Hans-Jürgen Unger: Ein Klimaschutzkonzept ist allgemein ein Konzept, das Maßnahmen definiert, wie man welche Mengen Energie und CO2 einsparen kann. Nun ist Riedstadt schon seit Mitte der 90er Jahre in Sachen Klimaschutz aktiv. Wir haben immer detaillierte Konzepte gemacht. Das Klimaschutzkonzept als Fortschreibung unserer Aktivitäten geht schon ziemlich stark ins Detail – jetzt können wir ins Quartier gehen. Das Klimaschutzkonzept sagt uns, in welche Richtung wir gehen sollen. Es ruft die verschiedenen Bereiche auf - der wichtigste ist der Gebäudebestand. Rund 54 % des überwiegend kleinteiligen Wohnungsbestandes in Riedstadt besteht aus Gebäuden, die vor 1978 errichtet wurden. Das Konzept sagt uns jetzt, mit welcher Maßnahme wir wie viel erreichen können. Lamia Messari-Becker: Der Bestand im Immobilienbereich ist immobil - sowohl im technischen, als auch im sozialen Sinne. Um auf diese Zwänge zu reagieren, haben wir versucht, uns von der Gebäudekante in Richtung Quartier, in Richtung Stadtteil zu lösen. Warum? All das, was ich bis zur Gebäudekante erreichen kann, setzt voraus, dass der jeweilige Eigentümer oder Vermieter selbst investiert - in seine Gebäudehülle, in seine apparativen Anlagen. Das ist aber nicht immer gegeben – aus finanziellen oder Altersgründen zum Beispiel. Oder weil die Fassade zu schön ist. Wenn ich aber diese Kante verlasse und das Wissen um das Gebäude gleichsam im Rucksack habe, erweitere ich mein Handlungsfeld. Wir betrachten die Möglichkeiten dieser Gebäude, dieser Quartiere und Straßenzüge in Sachen Energieerzeugung. Wenn ich also die Energie, die im Bestand verbraucht wird, erneuerbar erzeuge, habe ich einerseits CO2 eingespart. Ich habe aber andererseits auch die Bürger in ihrer jeweiligen Situation berücksichtigt. Das Besondere an unserem Ansatz ist, auf den Bestand zu reagieren und trotzdem die Klima-Ziele zu erreichen. Wir verbinden Bedarf bzw. Bedürfnisse und Begabung.
 
Besteht bei den Bürgern überhaupt Interesse daran, einerseits den Energieverbrauch zu senken, andererseits erneuerbare Energien zu produzieren?

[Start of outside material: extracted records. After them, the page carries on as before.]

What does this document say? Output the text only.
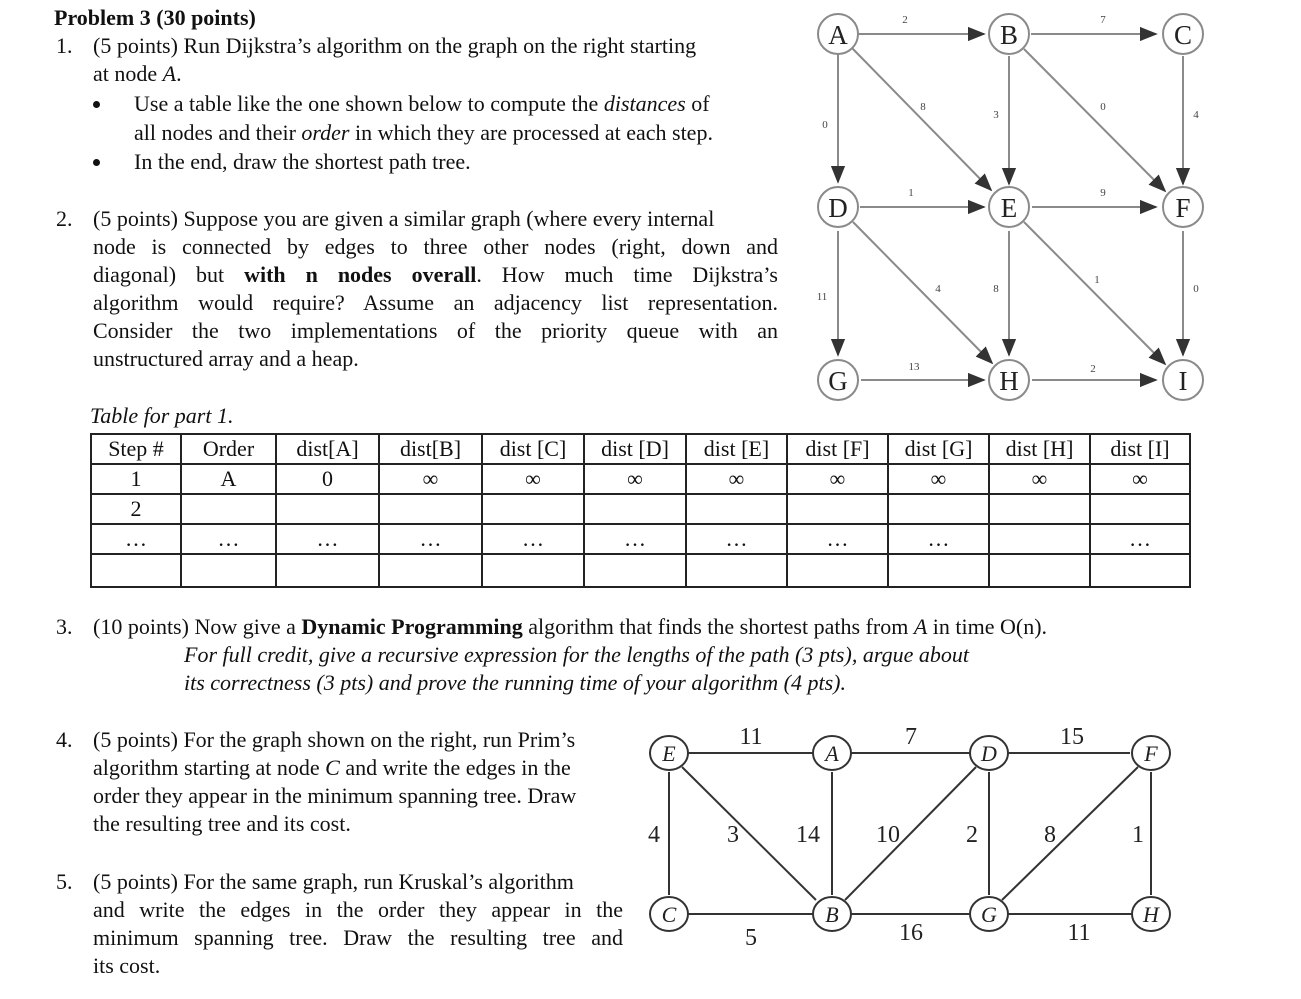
Problem 3 (30 points)
1. (5 points) Run Dijkstra’s algorithm on the graph on the right starting
at node A.
Use a table like the one shown below to compute the distances of
all nodes and their order in which they are processed at each step.
In the end, draw the shortest path tree.
2. (5 points) Suppose you are given a similar graph (where every internal
node is connected by edges to three other nodes (right, down and
diagonal) but with n nodes overall. How much time Dijkstra’s
algorithm would require? Assume an adjacency list representation.
Consider the two implementations of the priority queue with an
unstructured array and a heap.
Table for part 1.
Step #	Order	dist[A]	dist[B]	dist [C]	dist [D]	dist [E]	dist [F]	dist [G]	dist [H]	dist [I]
1	A	0	∞	∞	∞	∞	∞	∞	∞	∞
2										
…	…	…	…	…	…	…	…	…		…

3. (10 points) Now give a Dynamic Programming algorithm that finds the shortest paths from A in time O(n).
For full credit, give a recursive expression for the lengths of the path (3 pts), argue about
its correctness (3 pts) and prove the running time of your algorithm (4 pts).
4. (5 points) For the graph shown on the right, run Prim’s
algorithm starting at node C and write the edges in the
order they appear in the minimum spanning tree. Draw
the resulting tree and its cost.
5. (5 points) For the same graph, run Kruskal’s algorithm
and write the edges in the order they appear in the
minimum spanning tree. Draw the resulting tree and
its cost.
2	7
0
8
3
0
4
1	9
11
4	8
1
0
13	2
A	B	C
D	E	F
G	H	I
11	7	15
4	3 14 10	2	8	1
5	16	11
E	A	D	F
C	B	G	H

HJU: Man muss peu à peu vorgehen. Schon im Agenda-Prozess war die Bürgerbeteiligung groß. Aber die Fördertöpfe waren damals nicht so eingerichtet, wie sie es heute sind. Die Bürgerbefragung im Zuge des Klimaschutzkonzeptes hat erbracht, dass insgesamt 55 % bereit sind, mit einer Energiegenossenschaft zusammenzuarbeiten. Deren inzwischen 140 Mitglieder sind sehr aktiv. Sie haben von der Stadt Riedstadt auch einige Dachflächen von öffentlichen Liegenschaften bekommen, die sie dann mit Photovoltaik-Modulen bestückten. Wir nutzen dann den Strom - hauptsächlich für Kitas. Aber seit das Erneuerbare-Energien-Gesetz im vergangenen Jahr reformiert wurde, ist es für sie nicht mehr lukrativ. Deswegen hungern die Mitglieder nach anderen Projekten und sind an einem Quartierskonzept sehr, sehr interessiert. LMB: Die Herausforderung beim Bestand ist, dass alles geschützt ist - auch Informationen. Das heißt, wenn ein Bürger nicht presigibt, was er an Energie verbraucht, wann und in welche Tiefe er saniert hat, dann hat man keine Handhabe. Es gibt eine hessische Gebäudetypologie, aber die ist sehr pauschal. Wir wollten eben „riedstädtisch“ arbeiten. Und das war nur mit Riedstädtern möglich. Das war auch der Sinn der Fragebogenaktion. Mit einem Rücklauf von über 13 % – und zwar aus allen fünf Stadtteilen – ergibt sich ein repräsentatives Bild, und wir bekommen eine auf die Kommune zugeschnittene, aktuelle Gebäudetypologie. Um dann zu sagen: Wo spare ich wieviel? Wo kann ich regenerative Energie erzeugen? Und insbesondere: Wie stehen eigentlich die Bürger zu Modellen wie Contracting, Energiegenossenschaft etc. Worin bestehen die eigentlichen Hindernisse bei der Sanierung? Die Antworten ergaben sowohl technische, als auch finanzielle, als auch soziologische Informationen. All diese Maßnahmen erfordern Fingerspitzengefühl. Deswegen müssen wir jetzt wieder informieren. Und dann kann man vielleicht tatsächlich einen Straßenzug, ein Stadtquartier hinter sich versammeln - und als Pilotprojekt auf den Weg bringen. Es geht nur mit den Bürgern.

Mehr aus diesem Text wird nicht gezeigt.